[Math] How to calculate the infinite sum of this double series

Question

I'm calculating this double sum:
$$
\sum _{m=1}^{\infty } \sum _{k=0}^{\infty } \frac{(-1)^m}{(2 k+1)^2+m^2}
$$
I know the answer is
$$
\frac{ \pi \log (2)}{16}-\frac{\pi ^2}{16}
$$
which can be verified by numerical calculations. I used the Taylor expansions of $log (1+x)$ and $arcsin (x)$ at x=1 to replace $log (2)$ and $\pi$. I got
$$
\sum _{m=1}^{\infty } \sum _{k=0}^{\infty } \frac{(2 m+1) (-1)^{k+m}}{4 m(2 k+1) (2 m-1)}
$$
I tried to play with the dummy variables but failed.
Any idea?

Answer 1

Consider for any real number $s>1$ the double series $$ \sum_{m=1}^{\infty} \sum_{k=0}^{\infty} \frac{(-1)^m}{((2k+1)^2+m^2)^s}. \tag{1} $$ This double series converges absolutely. Moreover for any given $m$, the inner series over $k$ converges to some $C(m,s)$, say, which for any given $s \ge 1$ is a monotone decreasing function of $m$. Combined with (the idea behind the) alternating series test, it is not hard to justify that the series in (1) tends to our desired sum as $s\to 1^+$.

Now let $R(n)$ denote the number of ways of writing $n$ as $a^2+b^2$ with $a$ and $b$ integers; note $R(1)=4$ since $1=1^2+0^2= (-1)^2+0^2=0^2+1^2=0^2+(-1)^2$. It is well known that $$ \sum_{n=1}^{\infty} \frac{R(n)}{n^s} = 4\zeta(s) L(s,\chi_{-4}), $$ and that $$ \sum_{n=1, \text{n odd}}^{\infty} \frac{R(n)}{n^s} = 4 \Big(1-\frac{1}{2^s}\Big) \zeta(s)L(s,\chi_{-4}). $$ Here $L(s,\chi_{-4})=1/1^s-1/3^s+1/5^s-1/7^s+\ldots$ is the Dirichlet $L$-function for the character $\pmod 4$.
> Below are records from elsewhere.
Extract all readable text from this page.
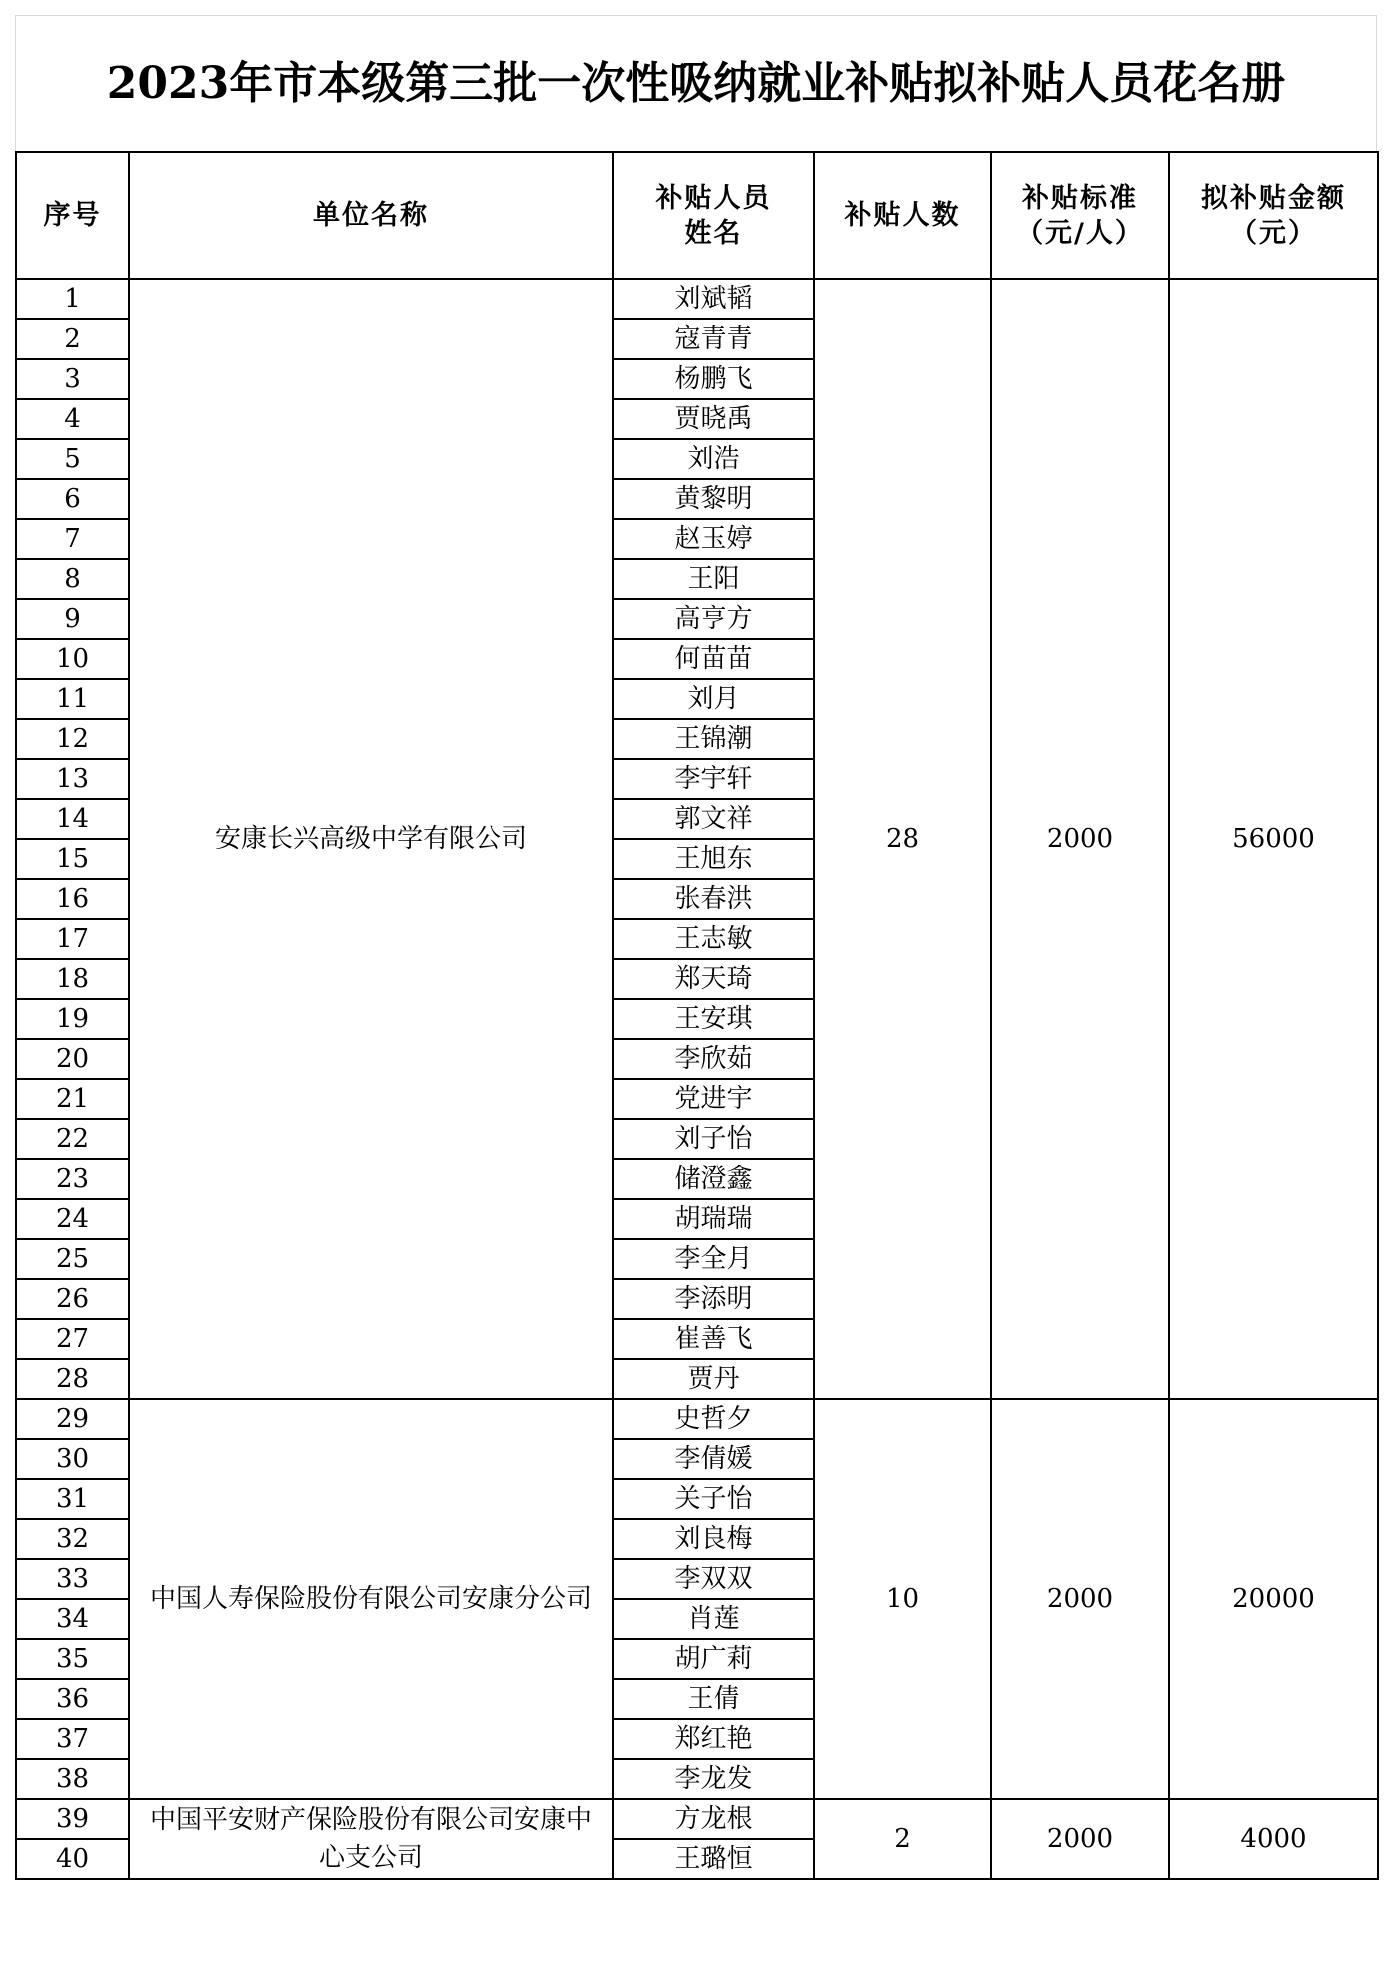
2023年市本级第三批一次性吸纳就业补贴拟补贴人员花名册
序号	单位名称	补贴人员姓名	补贴人数	补贴标准（元/人）	拟补贴金额（元）
1	安康长兴高级中学有限公司	刘斌韬	28	2000	56000
2		寇青青			
3		杨鹏飞			
4		贾晓禹			
5		刘浩			
6		黄黎明			
7		赵玉婷			
8		王阳			
9		高亨方			
10		何苗苗			
11		刘月			
12		王锦潮			
13		李宇轩			
14		郭文祥			
15		王旭东			
16		张春洪			
17		王志敏			
18		郑天琦			
19		王安琪			
20		李欣茹			
21		党进宇			
22		刘子怡			
23		储澄鑫			
24		胡瑞瑞			
25		李全月			
26		李添明			
27		崔善飞			
28		贾丹			
29	中国人寿保险股份有限公司安康分公司	史哲夕	10	2000	20000
30		李倩媛			
31		关子怡			
32		刘良梅			
33		李双双			
34		肖莲			
35		胡广莉			
36		王倩			
37		郑红艳			
38		李龙发			
39	中国平安财产保险股份有限公司安康中心支公司	方龙根	2	2000	4000
40		王璐恒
Now let us return to the sum in (1). Write $(2k+1)^2+m^2=n$. If $n$ is odd, then $m$ is necessarily even, and this number is counted in (1) a total of $R(n)/8$ times; the only exceptions are when $n$ is an odd square, where the solutions $(2k+1)^2+0^2$ are not counted. So the contribution of the odd numbers $n$ to (1) is $$ \frac{1}{8} \sum_{n \text{odd} } \frac{R(n)}{n^s} - \frac{1}{2} \sum_{k=0}^{\infty} \frac{1}{(2k+1)^{2s}}= \frac{1}{2} \Big(1-\frac{1}{2^s}\Big) \zeta(s)L(s,\chi_{-4}) - \frac 12 \Big(1-\frac{1}{2^{2s}}\Big) \zeta(2s). $$

Now consider the contribution of $n\equiv 2\pmod 4$ to (1). These are the terms with $m$ odd, and they appear with sign $-1$. Here each $n$ appears $R(n)/4$ times. So these terms give $$ -\frac{1}{4} \sum_{n\equiv 2\pmod 4} \frac{R(n)}{n^s} = -\frac{1}{4} \frac{1}{2^s} \sum_{\ell \text{ odd} }\frac{R(\ell)}{\ell^s} = -\frac{1}{2^{s}}\Big(1-\frac{1}{2^s}\Big)\zeta(s) L(s,\chi_{-4}), $$ upon writing $n=2\ell$ with $\ell$ odd, and using here $R(n)=R(\ell)$.

Thus our sum in (1) equals $$ \Big(\frac12 -\frac{1}{2^s}\Big) \Big(1-\frac{1}{2^s}\Big) \zeta(s) L(s,\chi_{-4}) - \frac 12 \Big(1-\frac{1}{2^{2s}}\Big) \zeta(2s). $$ Now let $s\to 1^+$ and use $\zeta(2)=\pi^2/6$, $L(1,\chi_{-4})=\pi/4$ (Gregory's formula), and $(1/2-1/2^s) \zeta(s) \to (\log 2)/2$ (zeta has a simple pole with residue $1$ at $1$). The claimed identity follows.